REVISTA: Como foram seus estudos?

JOSEPHA: Fiz escola particular, apesar da dificuldade financeira de meu pai porque a escola era perto de casa, eu pedi a ele, pedi, pedi, insisti muito e ele acabou capitulando. Eu tinha quatro anos, ele pensou: “Ela vai, fica um pouquinho lá e passa”. Mas não, eu fui porque queria mesmo estudar. Então a professora acabou me dando o curso de graça, embora fosse uma escola particular. Convivi muito bem na escola com crianças de melhores condições de vida. Tentei e acho que consegui passar para a minha filha e tento passar para o meu neto, a importância de se conviver bem com gente rica e com gente pobre. Para fazer o ginásio pedi ajuda a um jornal, eles fizeram uma reportagem comigo e me conseguiram o colégio de graça, livros, uniforme, tive tudo. Recebi até mesmo um “salário” de 100 cruzeiros, dado por um advogado rico que leu a reportagem.

REVISTA: Uma espécie de bolsa escola...

JOSEPHA: É verdade, uma bolsa escola. Eu não tinha pensado nisso. Tinha um ordenado para estudar e como eu tinha tudo de graça, livros, escola, esse ordenado era o ordenado que a gente tinha para comer, porque nessas alturas meu pai já tinha morrido. Nós vivíamos daquele meu ordenado. Então chego hoje na minha idade e sinto o seguinte: aos dez anos eu já consegui praticamente prover a família e segui um pedido que meu pai me fez quase morrendo, que eu cuidasse dos filhos dele. Aí não pude seguir terceiro grau, era mais complicado, eu tinha que trabalhar, já era muito mais difícil, naquela época era difícil a gente conciliar trabalho e faculdade. Não fiz. Não sinto falta de não ter feito, não. Tudo bem, acho que na vida tudo segue o caminho que tem que ser. Então comecei a trabalhar muito cedo e, por começar a trabalhar muito cedo, me aposentei muito cedo.

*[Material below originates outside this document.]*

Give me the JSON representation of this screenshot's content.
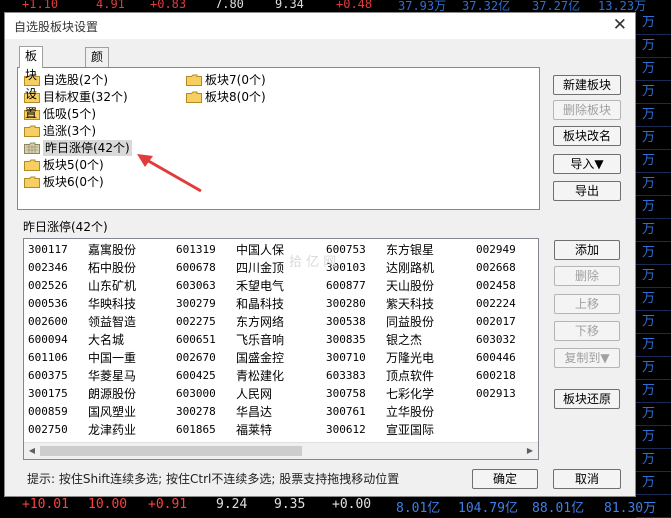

REVISTA: Começou a trabalhar com quantos anos?

JOSEPHA: Com 14 anos já fiz um trabalhinho informal. Aos 15 anos fui professora, também informal. Era uma cidade do Interior, onde o prefeito contribuía para a escola com duas professoras, a prefeitura pagava, uma era eu. Então eu dei aula durante um ano.

REVISTA: Você trabalhou na famosa fábrica de discos Copacabana, não foi?

JOSEPHA: Sim, mas antes trabalhei em um jornal ( intitulado “A NOITE” ), aquele mesmo que me ajudou a conseguir fazer o ginásio. Fiquei lá dois anos e depois fui para a Copacabana. Fiquei 38 anos nessa fábrica de discos, que era pequenininha, mas foi crescendo. Então eu me sentia dona daquilo lá também.

REVISTA: Como foi essa experiência na fábrica de discos?

JOSEPHA: Bem, eu fui crescendo junto com a empresa, eu fiquei 38 anos lá. Depois de aposentada, nova, com 46 anos, mas com 30 de contribuição direta, sem parar um mês. Eu acho que não tem nada de errado se aposentar aos 46 anos, eu cumpri 30 anos de trabalho e de contribuição. A essa altura eu já tinha uma filha, fiquei mais dez anos na empresa porque precisava acabar de cria-la. Eu a criei sozinha, dei a ela o melhor que eu pude em termos de escola e a ensinei a não valorizar tanto o consumo das coisas. É claro que ela vive outros tempos, ela faz outras coisas, diferente de mim.

REVISTA: Você não se casou?

JOSEPHA: Não me casei. Eu optei por não me casar porque tinha muita independência, eu tinha medo de perder a minha independência, mas queria ter um filho. E a pessoa com quem eu me liguei, o pai dela, não tinha coragem de assumir uma família. Mas eu fiz questão mesmo foi de poder criar minha filha sozinha, como eu quis, sem mais ninguém. Minha mãe era visita, não dava o menor palpite. Tanto que hoje eu também procuro não dar palpite em relação ao meu neto.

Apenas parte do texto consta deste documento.